I turn to the noble Lord, Lord Shipley. He gives as a reason for supporting elected mayors that there are to be police commissioners. In November people will have the opportunity of buying one and getting one free because there will be two votes on the same day. But, of course, it will not be free; it will presumably be double the cost. If there is a mayoral referendum, that will cost roughly £250,000 and there will be separate costs for the police commissioner elections, which would also clock up to the same figure in individual authorities. If they are buying two, they will have to pay for two. They do not get one free.

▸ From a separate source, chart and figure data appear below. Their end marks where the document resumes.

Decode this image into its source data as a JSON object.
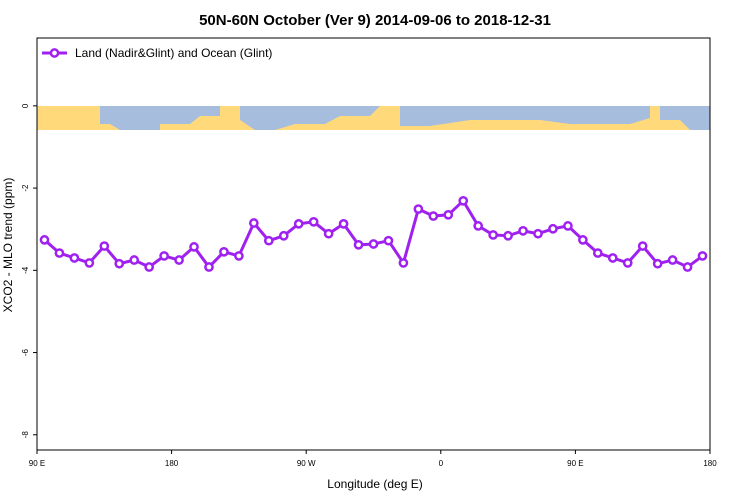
{
  "chart_data": {
    "type": "line",
    "title": "50N-60N October (Ver 9)   2014-09-06 to 2018-12-31",
    "x_label": "Longitude (deg E)",
    "y_label": "XCO2 - MLO trend (ppm)",
    "legend": "top-left",
    "xlim": [
      90,
      540
    ],
    "ylim": [
      -8.37,
      1.65
    ],
    "xticks": [
      {
        "value": 90,
        "label": "90 E"
      },
      180,
      {
        "value": 270,
        "label": "90 W"
      },
      {
        "value": 360,
        "label": "0"
      },
      {
        "value": 450,
        "label": "90 E"
      },
      {
        "value": 540,
        "label": "180"
      }
    ],
    "yticks": [
      0,
      -2,
      -4,
      -6,
      -8
    ],
    "x": [
      95,
      105,
      115,
      125,
      135,
      145,
      155,
      165,
      175,
      185,
      195,
      205,
      215,
      225,
      235,
      245,
      255,
      265,
      275,
      285,
      295,
      305,
      315,
      325,
      335,
      345,
      355,
      365,
      375,
      385,
      395,
      405,
      415,
      425,
      435,
      445,
      455,
      465,
      475,
      485,
      495,
      505,
      515,
      525,
      535
    ],
    "series": [
      {
        "name": "Land (Nadir&Glint) and Ocean (Glint)",
        "color": "#a020f0",
        "values": [
          -3.26,
          -3.58,
          -3.7,
          -3.82,
          -3.41,
          -3.84,
          -3.75,
          -3.92,
          -3.65,
          -3.75,
          -3.43,
          -3.92,
          -3.55,
          -3.65,
          -2.85,
          -3.28,
          -3.16,
          -2.87,
          -2.82,
          -3.11,
          -2.87,
          -3.38,
          -3.36,
          -3.28,
          -3.82,
          -2.51,
          -2.68,
          -2.65,
          -2.31,
          -2.92,
          -3.14,
          -3.16,
          -3.04,
          -3.11,
          -2.99,
          -2.92,
          -3.26,
          -3.58,
          -3.7,
          -3.82,
          -3.41,
          -3.84,
          -3.75,
          -3.92,
          -3.65
        ]
      }
    ]
  }
}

Why the existence of a police commissioner should make it all the more desirable to have an elected mayor, I do not understand. But then few people understand why we should have police commissioners in the first place, including quite a lot of Members on the government Benches in this House and in the other place. Certainly it is not understood by the Prime Minister’s favourite police officer, Mr Bratton, whom he wanted to appoint as Metropolitan Police Commissioner, who could not understand why the American system should be imported into this country.

The noble Lord also welcomed the powers to be given to elected mayors but without explaining why only elected mayors should get them. In fact, it is not only elected mayors who are likely to get them because discussions are going on with other authorities. There is an interesting development around Greater Manchester with the Association of Greater Manchester Authorities, which is not predicated on the existence of a mayor either from Manchester or the area as a whole.

I must tease the noble Lord somewhat. It is only a few months since he and I were jointly discussing how we might campaign together against the idea of an elected mayor. This gives rise to the Paul Daniels question. Your Lordships will remember the magician and television personality Paul Daniels and his attractive young wife. She was asked: “What is it about balding millionaire Paul Daniels that persuaded you to marry him?”. I gently put to the noble Lord, “What is it Lord Shipley, recently appointed government adviser on cities, that has led you to change your mind about elected mayors?”.